CURRENT STATUS OF PROCUREMENT :
• It is estimated that the Central government has procured and placed advance purchases for 79 crore doses for ₹12,405 crores (including ₹1,485 crores from PM CARES).
• The private sector (nine corporate chains and 300 hospitals) procured 1.2 crore doses.
• Selling at ₹1,000 per dose of Covishield and an average of ₹1,400 for Covaxin, the household expenditure on vaccines comes to about ₹1,332 crores.
• Of the total 190 crore vaccines required for covering the eligible population with two doses and 83 crores already secured for supply till year-end, the gap is 107 crore.
o In the absence of spelling out the population segments that the government proposes to cover, it is unclear whether the 75% procurement cap refers to the stocks manufactured or by implication the eligible population. 
 If it refers to stocks, then the position can vary due to uncertainties and externalities associated with production.
 If 75% of the population to be covered, the policy assumes that 24 crore people have the ability to pay such high prices for a vaccine.
• As the number of people earning less than $2 a day has doubled from 5.9 crores to 13.4 crores as a result of the pandemic.
• The demand may be more for free vaccines while the self-imposed ceiling of 75% of stocks may create artificial scarcities.
CONCERNS :
• The ‘two steps forward, one step backwards’ policy fix has given rise to another set of issues.
• Piecemeal orders increase investment risk for a company. 
o Besides, delivering and processing small orders by multiple small entities (private hospitals) located in remote areas would further add to costs impacting the price at the point of delivery. 
• The small and medium private hospitals that have the reach in Tier 2 towns and rural areas do not have deep pockets to buy such costly vaccines.
• Given vaccine hesitancy, heightened by a constrained ability to pay, the mutating virus and constant shifts in vaccine dosage and periodicity due to emerging evidence, the additional burden of organising quality assurance all add to the risk.
• Differential pricing and dual markets provide wrong incentives and result in:
• Unhealthy competition, 
o Illegal charging for vaccines in government facilities,  
o Siphoning, diversion and leakage of the free vaccines to the private markets. 
• Wherein large swathes of the country it is the government doctors that double up as owners of private enterprises.
WAY FORWARD :
• There is a need to simplify the policy with the government as the sole procurer.
• Implementation must be in accordance with district-level micro plans incorporating the public and private sector, to cover target groups as specified in accordance with epidemiological data.

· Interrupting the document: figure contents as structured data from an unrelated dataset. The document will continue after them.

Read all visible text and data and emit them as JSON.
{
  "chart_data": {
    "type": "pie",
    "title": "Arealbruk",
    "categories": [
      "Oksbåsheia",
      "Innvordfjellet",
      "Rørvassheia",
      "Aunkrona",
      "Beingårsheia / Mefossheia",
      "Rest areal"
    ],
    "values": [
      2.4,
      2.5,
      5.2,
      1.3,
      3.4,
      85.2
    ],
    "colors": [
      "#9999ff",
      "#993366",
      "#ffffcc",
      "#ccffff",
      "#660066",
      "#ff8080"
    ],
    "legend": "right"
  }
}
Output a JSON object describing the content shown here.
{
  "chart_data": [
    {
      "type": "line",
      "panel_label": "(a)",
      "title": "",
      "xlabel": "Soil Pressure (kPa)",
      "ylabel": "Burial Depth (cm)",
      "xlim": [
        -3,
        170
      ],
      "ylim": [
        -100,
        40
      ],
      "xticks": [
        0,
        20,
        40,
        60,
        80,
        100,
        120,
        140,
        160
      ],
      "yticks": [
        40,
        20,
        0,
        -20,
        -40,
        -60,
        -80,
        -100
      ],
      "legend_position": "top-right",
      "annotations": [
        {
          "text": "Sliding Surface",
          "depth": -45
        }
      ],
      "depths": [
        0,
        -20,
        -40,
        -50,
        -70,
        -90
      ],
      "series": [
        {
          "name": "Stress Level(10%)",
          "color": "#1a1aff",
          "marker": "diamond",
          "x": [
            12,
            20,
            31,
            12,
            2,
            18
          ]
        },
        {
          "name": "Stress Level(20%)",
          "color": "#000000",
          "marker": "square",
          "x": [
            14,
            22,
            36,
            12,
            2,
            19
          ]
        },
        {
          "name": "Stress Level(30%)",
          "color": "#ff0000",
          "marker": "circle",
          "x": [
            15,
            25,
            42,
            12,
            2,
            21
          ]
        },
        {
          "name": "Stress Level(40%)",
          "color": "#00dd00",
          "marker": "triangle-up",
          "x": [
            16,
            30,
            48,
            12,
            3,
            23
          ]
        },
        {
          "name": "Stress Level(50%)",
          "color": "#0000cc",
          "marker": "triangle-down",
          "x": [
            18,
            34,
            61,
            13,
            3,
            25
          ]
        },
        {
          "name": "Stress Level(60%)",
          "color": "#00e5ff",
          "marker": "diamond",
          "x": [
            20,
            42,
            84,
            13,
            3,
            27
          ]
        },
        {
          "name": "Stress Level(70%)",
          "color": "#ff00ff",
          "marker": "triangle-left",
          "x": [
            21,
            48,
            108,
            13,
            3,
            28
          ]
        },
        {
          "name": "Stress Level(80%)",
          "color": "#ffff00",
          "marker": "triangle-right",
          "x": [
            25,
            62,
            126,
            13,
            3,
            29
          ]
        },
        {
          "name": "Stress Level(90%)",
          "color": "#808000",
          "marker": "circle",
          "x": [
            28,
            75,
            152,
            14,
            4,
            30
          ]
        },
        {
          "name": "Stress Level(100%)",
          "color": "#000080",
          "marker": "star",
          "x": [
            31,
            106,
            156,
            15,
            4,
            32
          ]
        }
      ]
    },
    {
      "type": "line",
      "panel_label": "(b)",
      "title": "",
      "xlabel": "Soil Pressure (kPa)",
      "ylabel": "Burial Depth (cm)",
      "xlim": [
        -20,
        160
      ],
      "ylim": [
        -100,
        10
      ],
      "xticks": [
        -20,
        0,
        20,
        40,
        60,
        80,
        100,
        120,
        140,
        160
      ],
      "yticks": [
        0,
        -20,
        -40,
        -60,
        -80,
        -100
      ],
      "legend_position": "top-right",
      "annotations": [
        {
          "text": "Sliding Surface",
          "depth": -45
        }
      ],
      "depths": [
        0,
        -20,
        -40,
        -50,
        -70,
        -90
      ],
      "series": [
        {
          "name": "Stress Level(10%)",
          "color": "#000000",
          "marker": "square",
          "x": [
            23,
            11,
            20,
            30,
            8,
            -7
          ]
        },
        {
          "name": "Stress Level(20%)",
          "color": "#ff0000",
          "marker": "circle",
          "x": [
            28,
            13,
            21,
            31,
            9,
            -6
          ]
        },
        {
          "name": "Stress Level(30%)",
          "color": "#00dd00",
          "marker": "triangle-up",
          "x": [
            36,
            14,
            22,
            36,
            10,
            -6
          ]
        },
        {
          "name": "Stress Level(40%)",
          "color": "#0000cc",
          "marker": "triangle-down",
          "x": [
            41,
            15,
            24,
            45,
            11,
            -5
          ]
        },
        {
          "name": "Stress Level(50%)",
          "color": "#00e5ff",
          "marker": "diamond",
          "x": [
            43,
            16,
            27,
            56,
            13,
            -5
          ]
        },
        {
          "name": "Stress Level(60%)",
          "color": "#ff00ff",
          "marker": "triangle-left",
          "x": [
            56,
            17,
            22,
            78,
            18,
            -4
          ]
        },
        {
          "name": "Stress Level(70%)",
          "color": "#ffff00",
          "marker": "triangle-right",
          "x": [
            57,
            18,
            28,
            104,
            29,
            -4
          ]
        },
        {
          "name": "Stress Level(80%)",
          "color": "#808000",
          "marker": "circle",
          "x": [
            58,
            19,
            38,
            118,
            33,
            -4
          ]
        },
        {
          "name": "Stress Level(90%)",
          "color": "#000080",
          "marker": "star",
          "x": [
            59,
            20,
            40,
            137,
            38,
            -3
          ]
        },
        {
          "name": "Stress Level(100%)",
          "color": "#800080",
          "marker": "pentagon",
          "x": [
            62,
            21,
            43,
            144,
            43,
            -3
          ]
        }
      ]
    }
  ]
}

• The objective has to be to restore normalcy, kick-start the economy, start schools and ensure people’s well-being.
• Bridging Human Resource Gap: Engaging medical students, phlebotomists, paramedics and pharmacists can be rapidly and reliably trained to administer vaccines, will bridge the human resource gap.
• Hybrid Financing Policy: India will need a hybrid strategy, where the majority of the population (economically challenged) is vaccinated for free publicly while allowing private markets to operate for rich people.
• Effective Communication: A good communication strategy that envisages removing myths associated with Covid-19 vaccine should be science-led, involve regular communication, utilise respected community leaders to widen reach, and clamp down on the spread of misinformation.
• Need For Vaccine Certification: To resume normalcy and allow free movement of people, every country will need an internal set of protocols regarding proof of vaccination that is interoperable with norms elsewhere.
• Strengthening Vaccine Supply Chain: Enhancing Electronic Vaccine Intelligence Network (eVIN) system will enhance real-time information on vaccine stocks and storage temperatures across all country’s cold chain points. 
CONCLUSION : 
Vaccines are our only lifeline. They should be freely available and accessible to all, not only to the privileged few.